"A Kabul, più che le bombe e le occupazioni, ha fatto molto di più chi ha resistito sul luogo"

·6 minuto per la lettura
Zerocalcare (Photo: Ufficio Stampa Zerocalcare)
Zerocalcare (Photo: Ufficio Stampa Zerocalcare)

Venezia, giorno meno uno dall’inizio della 78esima Mostra Internazionale d’Arte Cinematografica. Prima sul treno e poi in uno degli hotel più frequentati del Lido, incontriamo il fumettista romano Michele Rech, conosciuto da tutti come Zerocalcare. Ha una t-shirt rosso bordeaux, “color vinaccia” dice lui, su cui campeggia la scritta gialla “Garbatella: a working class district”, riferendosi al noto rione della Capitale. È un tradimento al suo quartiere? – gli chiediamo – e lui: “Questa è na’ maglietta da viaggio. In teoria non metto mai in pubblico una cosa che parla di un altro quartiere, qui non era previsto, ma è capitato. Rebibbia è il posto dove vivo e resta sempre nel mio cuore”. “Il fatto di essere il capolinea della metropolitana e la sede del più grande carcere d’Europa – continua - lo ha portato ad avere sempre uno stigma che ha fatto sì che venisse visto sempre molto male. Quello stigma ha generato un sentimento di appartenenza in chi ci stava dentro per affermare l’esatto contrario, perché, in realtà è un quartiere bellissimo e tranquillissimo, un quartiere che ha generato degli anticorpi molto validi in termini di autoorganizzazione. Non c’è nulla a Rebibbia: tutto quello che c’è, l’hanno portato gli spazi occupati che l’hanno fatto vivere assieme ai cineforum, alle presentazioni di libri e agli spettacoli. Senza i centri sociali, tutte queste cose non sarebbero mai esistite”.

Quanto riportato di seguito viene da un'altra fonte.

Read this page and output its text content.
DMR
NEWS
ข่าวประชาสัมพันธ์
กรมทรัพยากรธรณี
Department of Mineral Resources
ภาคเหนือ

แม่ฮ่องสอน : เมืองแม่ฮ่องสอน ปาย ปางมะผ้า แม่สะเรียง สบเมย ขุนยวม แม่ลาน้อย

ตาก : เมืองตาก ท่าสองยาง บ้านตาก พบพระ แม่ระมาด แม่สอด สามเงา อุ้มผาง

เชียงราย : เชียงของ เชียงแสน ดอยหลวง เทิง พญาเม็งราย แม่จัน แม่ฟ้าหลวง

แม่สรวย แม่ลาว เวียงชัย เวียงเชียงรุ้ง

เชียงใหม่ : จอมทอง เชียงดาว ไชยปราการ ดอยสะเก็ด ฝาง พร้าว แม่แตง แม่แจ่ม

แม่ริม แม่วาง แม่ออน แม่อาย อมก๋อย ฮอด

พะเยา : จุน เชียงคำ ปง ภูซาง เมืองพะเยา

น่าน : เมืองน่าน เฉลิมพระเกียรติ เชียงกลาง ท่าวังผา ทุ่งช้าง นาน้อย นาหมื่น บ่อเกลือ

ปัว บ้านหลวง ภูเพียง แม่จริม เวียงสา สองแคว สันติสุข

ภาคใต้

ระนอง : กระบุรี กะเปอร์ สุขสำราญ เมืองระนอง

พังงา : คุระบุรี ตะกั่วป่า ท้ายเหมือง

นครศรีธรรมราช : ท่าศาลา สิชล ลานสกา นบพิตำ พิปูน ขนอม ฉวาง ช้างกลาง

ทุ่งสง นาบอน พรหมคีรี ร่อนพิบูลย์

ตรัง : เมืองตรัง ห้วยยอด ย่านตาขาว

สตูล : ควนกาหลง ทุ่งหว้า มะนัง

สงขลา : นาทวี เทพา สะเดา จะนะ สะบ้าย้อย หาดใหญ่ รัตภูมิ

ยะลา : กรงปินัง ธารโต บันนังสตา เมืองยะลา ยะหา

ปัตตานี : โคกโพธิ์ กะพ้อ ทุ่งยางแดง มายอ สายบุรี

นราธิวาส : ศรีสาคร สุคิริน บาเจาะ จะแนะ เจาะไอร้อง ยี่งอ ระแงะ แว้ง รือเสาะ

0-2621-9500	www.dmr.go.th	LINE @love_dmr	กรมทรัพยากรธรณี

Zerocalcare è al Lido per presiedere la giuria di BookCiak Azione!, il concorso video, ideato e diretto da Gabriella Gallozzi che celebra l’intreccio tra cinema e letteratura attraverso i bookciak, i corti ispirati a romanzi e graphic novel. Ha avuto, come molti, il Covid - “so’ vaccinato”, ripete più volte - ma guai a chiamarlo presidente. “Ma che è na’ gag? Non sono bravo a fare cose istituzionali. Questo incarico l’ho preso come una gag, una cosa carina: sono appassionato di cinema, sono un lettore, ma non ho uno strumento critico e accademico di nessun tipo per dare giudizi. Quelli degli altri membri della giuria sono stati più pertinenti dei miei, ho dato i miei elementi, ma senza autorevolezza”.

Con la sua giuria premiate le resistenze: chi sono per lei quelle di oggi?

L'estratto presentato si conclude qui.